Moore, who sounds like Jeff Goldblum with a dash of Spicoli, points out that just because the endless miles of plastic aren’t a dense swamp of water bottles and discarded diapers — though he has witnessed 5-meter-wide windrows* of debris stretching for miles — all those tiny pieces of plastic are just as insidious as any floating milk jug.

“Plastic is lipophilic, which means it’s oil-loving,” Moore says while pouring me a glass of fresh guava juice in his Roseanne-chic kitchen. “Plastic is what you use in an oil spill. Any oily pollutant is naturally drawn to plastic. So you have all these plastic poison pills carrying up to a million times the pollutants that are found in the surrounding seawater.”

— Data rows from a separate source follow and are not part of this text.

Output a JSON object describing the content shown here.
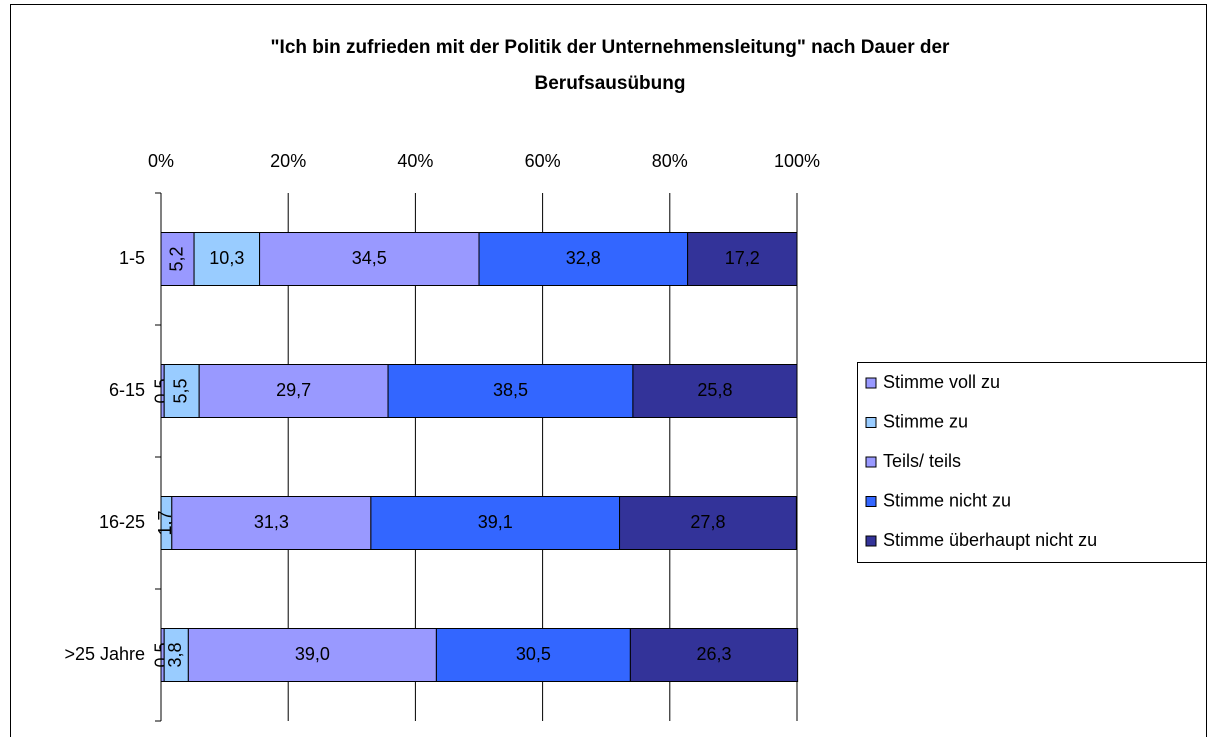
{
  "chart_data": {
    "type": "stacked_bar_horizontal",
    "title": "\"Ich bin zufrieden mit der Politik der Unternehmensleitung\" nach Dauer der Berufsausübung",
    "categories": [
      "1-5",
      "6-15",
      "16-25",
      ">25 Jahre"
    ],
    "series": [
      {
        "name": "Stimme voll zu",
        "color": "#9999ff",
        "values": [
          5.2,
          0.5,
          null,
          0.5
        ],
        "value_labels": [
          "5,2",
          "0,5",
          null,
          "0,5"
        ]
      },
      {
        "name": "Stimme zu",
        "color": "#99ccff",
        "values": [
          10.3,
          5.5,
          1.7,
          3.8
        ],
        "value_labels": [
          "10,3",
          "5,5",
          "1,7",
          "3,8"
        ]
      },
      {
        "name": "Teils/ teils",
        "color": "#9999ff",
        "values": [
          34.5,
          29.7,
          31.3,
          39.0
        ],
        "value_labels": [
          "34,5",
          "29,7",
          "31,3",
          "39,0"
        ]
      },
      {
        "name": "Stimme nicht zu",
        "color": "#3366ff",
        "values": [
          32.8,
          38.5,
          39.1,
          30.5
        ],
        "value_labels": [
          "32,8",
          "38,5",
          "39,1",
          "30,5"
        ]
      },
      {
        "name": "Stimme überhaupt nicht zu",
        "color": "#333399",
        "values": [
          17.2,
          25.8,
          27.8,
          26.3
        ],
        "value_labels": [
          "17,2",
          "25,8",
          "27,8",
          "26,3"
        ]
      }
    ],
    "xlim": [
      0,
      100
    ],
    "xticks": [
      {
        "value": 0,
        "label": "0%"
      },
      {
        "value": 20,
        "label": "20%"
      },
      {
        "value": 40,
        "label": "40%"
      },
      {
        "value": 60,
        "label": "60%"
      },
      {
        "value": 80,
        "label": "80%"
      },
      {
        "value": 100,
        "label": "100%"
      }
    ],
    "grid": true,
    "legend": "right"
  }
}
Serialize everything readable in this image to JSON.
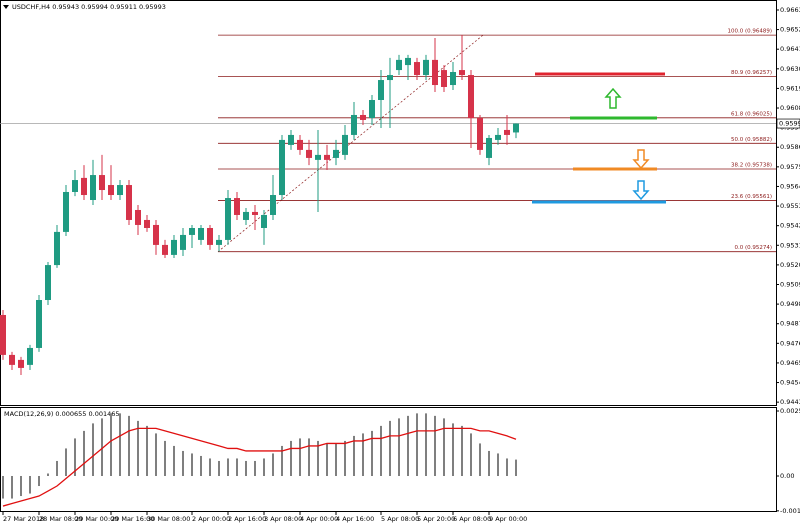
{
  "chart_data": [
    {
      "type": "candlestick",
      "title": "USDCHF,H4 0.95943 0.95994 0.95911 0.95993",
      "categories": [
        "27 Mar 2018",
        null,
        null,
        null,
        "28 Mar 08:00",
        null,
        null,
        null,
        "29 Mar 00:00",
        null,
        null,
        null,
        "29 Mar 16:00",
        null,
        null,
        null,
        "30 Mar 08:00",
        null,
        null,
        null,
        null,
        "2 Apr 00:00",
        null,
        null,
        null,
        "2 Apr 16:00",
        null,
        null,
        null,
        "3 Apr 08:00",
        null,
        null,
        null,
        "4 Apr 00:00",
        null,
        null,
        null,
        "4 Apr 16:00",
        null,
        null,
        null,
        null,
        "5 Apr 08:00",
        null,
        null,
        null,
        "5 Apr 20:00",
        null,
        null,
        null,
        "6 Apr 08:00",
        null,
        null,
        null,
        "9 Apr 00:00",
        null,
        null,
        null
      ],
      "open": [
        0.94919,
        0.94695,
        0.94667,
        0.94639,
        0.94734,
        0.95003,
        0.95199,
        0.95385,
        0.95609,
        0.95688,
        0.95564,
        0.95704,
        0.95648,
        0.95592,
        0.95648,
        0.95508,
        0.95452,
        0.95424,
        0.95312,
        0.95256,
        0.95284,
        0.95368,
        0.9534,
        0.95407,
        0.95312,
        0.9534,
        0.95575,
        0.95452,
        0.95497,
        0.95407,
        0.9548,
        0.95592,
        0.95873,
        0.95901,
        0.95845,
        0.95789,
        0.95817,
        0.958,
        0.95817,
        0.95929,
        0.96041,
        0.96024,
        0.96125,
        0.96237,
        0.96293,
        0.96321,
        0.96338,
        0.96265,
        0.9635,
        0.96293,
        0.96209,
        0.96293,
        0.96265,
        0.96024,
        0.958,
        0.95901,
        0.95957,
        0.95943
      ],
      "high": [
        0.94947,
        0.94712,
        0.94684,
        0.94751,
        0.95031,
        0.95216,
        0.95424,
        0.95648,
        0.95732,
        0.9576,
        0.95789,
        0.95817,
        0.9576,
        0.95676,
        0.95676,
        0.95536,
        0.9548,
        0.95452,
        0.9534,
        0.95368,
        0.95407,
        0.95424,
        0.95424,
        0.95424,
        0.95368,
        0.9562,
        0.95609,
        0.95519,
        0.95536,
        0.95508,
        0.95704,
        0.95929,
        0.95957,
        0.95929,
        0.95901,
        0.95957,
        0.95873,
        0.95901,
        0.95985,
        0.96114,
        0.96069,
        0.96153,
        0.96293,
        0.96361,
        0.96378,
        0.96378,
        0.96361,
        0.96378,
        0.96473,
        0.96321,
        0.96338,
        0.96489,
        0.96293,
        0.96041,
        0.95929,
        0.95968,
        0.96041,
        0.95994
      ],
      "low": [
        0.94667,
        0.9461,
        0.94582,
        0.9461,
        0.94712,
        0.94975,
        0.95183,
        0.95362,
        0.95586,
        0.95564,
        0.95536,
        0.95564,
        0.95564,
        0.95564,
        0.95424,
        0.95368,
        0.95385,
        0.95256,
        0.95239,
        0.95239,
        0.9525,
        0.95295,
        0.95312,
        0.95284,
        0.95274,
        0.95312,
        0.95452,
        0.95424,
        0.95396,
        0.95312,
        0.95452,
        0.95564,
        0.95845,
        0.95817,
        0.9576,
        0.95497,
        0.95732,
        0.9576,
        0.95789,
        0.95901,
        0.95985,
        0.95985,
        0.95968,
        0.95968,
        0.96265,
        0.96237,
        0.96237,
        0.96237,
        0.9617,
        0.9617,
        0.96181,
        0.96237,
        0.95856,
        0.95817,
        0.9576,
        0.95873,
        0.95873,
        0.95911
      ],
      "close": [
        0.94695,
        0.94639,
        0.94622,
        0.94734,
        0.95003,
        0.95199,
        0.95385,
        0.95609,
        0.95676,
        0.95592,
        0.95704,
        0.9562,
        0.95592,
        0.95648,
        0.95452,
        0.95424,
        0.95407,
        0.95312,
        0.95256,
        0.9534,
        0.95368,
        0.95407,
        0.95407,
        0.95312,
        0.9534,
        0.95575,
        0.9548,
        0.95497,
        0.9548,
        0.9548,
        0.95592,
        0.95901,
        0.95929,
        0.95845,
        0.958,
        0.95817,
        0.95789,
        0.95845,
        0.95929,
        0.96041,
        0.96013,
        0.96125,
        0.96237,
        0.96265,
        0.9635,
        0.96361,
        0.96265,
        0.9635,
        0.96209,
        0.96198,
        0.96282,
        0.96265,
        0.96024,
        0.95845,
        0.95912,
        0.95929,
        0.95929,
        0.95993
      ],
      "up_color": "#1f9b82",
      "down_color": "#d6334a",
      "ylim": [
        0.94414,
        0.96686
      ],
      "yticks": [
        {
          "value": 0.9663,
          "label": "0.96630"
        },
        {
          "value": 0.9652,
          "label": "0.96520"
        },
        {
          "value": 0.9641,
          "label": "0.96410"
        },
        {
          "value": 0.963,
          "label": "0.96300"
        },
        {
          "value": 0.9619,
          "label": "0.96190"
        },
        {
          "value": 0.9608,
          "label": "0.96080"
        },
        {
          "value": 0.9597,
          "label": "0.95970"
        },
        {
          "value": 0.9586,
          "label": "0.95860"
        },
        {
          "value": 0.9575,
          "label": "0.95750"
        },
        {
          "value": 0.9564,
          "label": "0.95640"
        },
        {
          "value": 0.9553,
          "label": "0.95530"
        },
        {
          "value": 0.9542,
          "label": "0.95420"
        },
        {
          "value": 0.9531,
          "label": "0.95310"
        },
        {
          "value": 0.952,
          "label": "0.95200"
        },
        {
          "value": 0.9509,
          "label": "0.95090"
        },
        {
          "value": 0.9498,
          "label": "0.94980"
        },
        {
          "value": 0.9487,
          "label": "0.94870"
        },
        {
          "value": 0.9476,
          "label": "0.94760"
        },
        {
          "value": 0.9465,
          "label": "0.94650"
        },
        {
          "value": 0.9454,
          "label": "0.94540"
        },
        {
          "value": 0.9443,
          "label": "0.94430"
        }
      ],
      "last_price": 0.95993,
      "fib_color": "#8b1a1a",
      "fib_levels": [
        {
          "value": 0.96489,
          "label": "100.0 (0.96489)"
        },
        {
          "value": 0.96257,
          "label": "80.9 (0.96257)"
        },
        {
          "value": 0.96025,
          "label": "61.8 (0.96025)"
        },
        {
          "value": 0.95882,
          "label": "50.0 (0.95882)"
        },
        {
          "value": 0.95738,
          "label": "38.2 (0.95738)"
        },
        {
          "value": 0.95561,
          "label": "23.6 (0.95561)"
        },
        {
          "value": 0.95274,
          "label": "0.0 (0.95274)"
        }
      ]
    },
    {
      "type": "macd",
      "title": "MACD(12,26,9) 0.000655 0.001465",
      "histogram": {
        "color": "#7f7f7f",
        "values": [
          -0.0009,
          -0.0009,
          -0.0008,
          -0.0007,
          -0.0004,
          0.0001,
          0.0006,
          0.0011,
          0.0015,
          0.0018,
          0.0021,
          0.0023,
          0.0025,
          0.0025,
          0.0024,
          0.0022,
          0.002,
          0.0017,
          0.0014,
          0.0012,
          0.001,
          0.0009,
          0.0008,
          0.0007,
          0.0006,
          0.0007,
          0.0007,
          0.0006,
          0.0006,
          0.0007,
          0.0009,
          0.0012,
          0.0014,
          0.0015,
          0.0015,
          0.0014,
          0.0013,
          0.0013,
          0.0014,
          0.0016,
          0.0017,
          0.0018,
          0.002,
          0.0022,
          0.0023,
          0.0024,
          0.0025,
          0.0025,
          0.0024,
          0.0023,
          0.0021,
          0.002,
          0.0017,
          0.0013,
          0.001,
          0.0009,
          0.0007,
          0.000655
        ]
      },
      "signal": {
        "color": "#e01010",
        "values": [
          -0.0012,
          -0.0011,
          -0.001,
          -0.0009,
          -0.0008,
          -0.0006,
          -0.0004,
          -0.0001,
          0.0002,
          0.0005,
          0.0008,
          0.0011,
          0.0014,
          0.0016,
          0.0018,
          0.0019,
          0.0019,
          0.0019,
          0.0018,
          0.0017,
          0.0016,
          0.0015,
          0.0014,
          0.0013,
          0.0012,
          0.0011,
          0.0011,
          0.001,
          0.001,
          0.001,
          0.001,
          0.001,
          0.0011,
          0.0011,
          0.0012,
          0.0012,
          0.0013,
          0.0013,
          0.0013,
          0.0014,
          0.0014,
          0.0015,
          0.0015,
          0.0016,
          0.0016,
          0.0017,
          0.0018,
          0.0018,
          0.0018,
          0.0019,
          0.0019,
          0.0019,
          0.0019,
          0.0018,
          0.0018,
          0.0017,
          0.0016,
          0.001465
        ]
      },
      "ylim": [
        -0.001437,
        0.002754
      ],
      "yticks": [
        0.002594,
        {
          "value": 0,
          "label": "0.00"
        },
        -0.001391
      ]
    }
  ]
}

The resulting effect on the planet? For starters, try a world fish population filled with rising levels of plastic, DDT and other pesticides. (“There’s no such thing as organic sushi anymore,” Moore says.) He also believes phenomena like lowered sperm counts, respiratory problems and the spike in autism, diabetes and obesity are a direct result of the growing infiltration of plastic compounds into the food chain.

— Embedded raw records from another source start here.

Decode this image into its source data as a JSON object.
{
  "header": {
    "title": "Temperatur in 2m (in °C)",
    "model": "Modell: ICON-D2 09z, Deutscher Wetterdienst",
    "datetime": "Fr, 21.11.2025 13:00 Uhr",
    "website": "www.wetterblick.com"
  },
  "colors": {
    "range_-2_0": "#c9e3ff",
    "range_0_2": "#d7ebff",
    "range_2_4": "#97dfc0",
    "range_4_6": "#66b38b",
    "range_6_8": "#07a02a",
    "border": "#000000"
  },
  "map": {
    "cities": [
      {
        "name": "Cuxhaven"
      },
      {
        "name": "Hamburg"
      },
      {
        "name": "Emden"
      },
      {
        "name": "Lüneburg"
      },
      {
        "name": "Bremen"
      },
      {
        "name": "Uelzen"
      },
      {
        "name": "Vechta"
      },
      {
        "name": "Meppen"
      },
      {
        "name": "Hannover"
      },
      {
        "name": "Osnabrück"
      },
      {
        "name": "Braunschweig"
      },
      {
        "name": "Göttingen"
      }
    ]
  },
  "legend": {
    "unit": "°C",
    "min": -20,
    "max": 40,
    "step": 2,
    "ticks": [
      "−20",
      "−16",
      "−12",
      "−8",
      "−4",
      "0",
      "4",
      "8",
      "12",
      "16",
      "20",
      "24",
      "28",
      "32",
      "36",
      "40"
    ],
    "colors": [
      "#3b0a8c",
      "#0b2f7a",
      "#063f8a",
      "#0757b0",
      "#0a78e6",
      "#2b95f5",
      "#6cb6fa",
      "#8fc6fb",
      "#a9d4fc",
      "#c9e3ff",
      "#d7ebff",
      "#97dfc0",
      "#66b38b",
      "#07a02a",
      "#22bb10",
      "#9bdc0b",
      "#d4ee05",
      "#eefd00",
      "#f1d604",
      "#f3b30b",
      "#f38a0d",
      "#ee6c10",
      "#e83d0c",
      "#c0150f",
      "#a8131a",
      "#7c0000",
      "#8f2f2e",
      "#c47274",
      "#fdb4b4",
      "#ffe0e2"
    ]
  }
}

Moore’s mojo for adventure and chemistry was passed down from his late father, who, at 18, drove a Prohibition-era Model T from Denver to Ensenada, where he was shanghaied onto a rum-running boat before eventually settling in Belmont Shore with Moore’s mother. Her father started Hancock Oil. Moore claims his father became the first radio weatherman in L.A., before working as a chemist for years at Hancock Oil.

“Instead of watching TV,” recalls Moore, “my dad brought home chemicals from work, and we’d do experiments. I did my first experiment — the hydrogen bark — when I was about 5.”

Moore shuffles to a cluttered workroom, where he keeps his three surfboards, and proudly shows me a faded photo of him surfing double-overhead Tamarindo. That’s when I decide to tell him how his scientific inquiries had a profound effect on me when I came across his story.

“I instantly became more mindful about my plastic use,” I confess. “I used the same Styrofoam cup for two weeks.”

“I’m not saying we should stop using plastic altogether,” Moore says. Indeed, I spot more than one plastic cup in his kitchen. “We need to follow the three R’s: Reduce — let’s use less of the stuff. Reuse — plastic can be reused a lot. And then, at the end of its useful life, we should recycle it. We’ve got a product here that lasts forever. I’m saying let’s be smart about it.”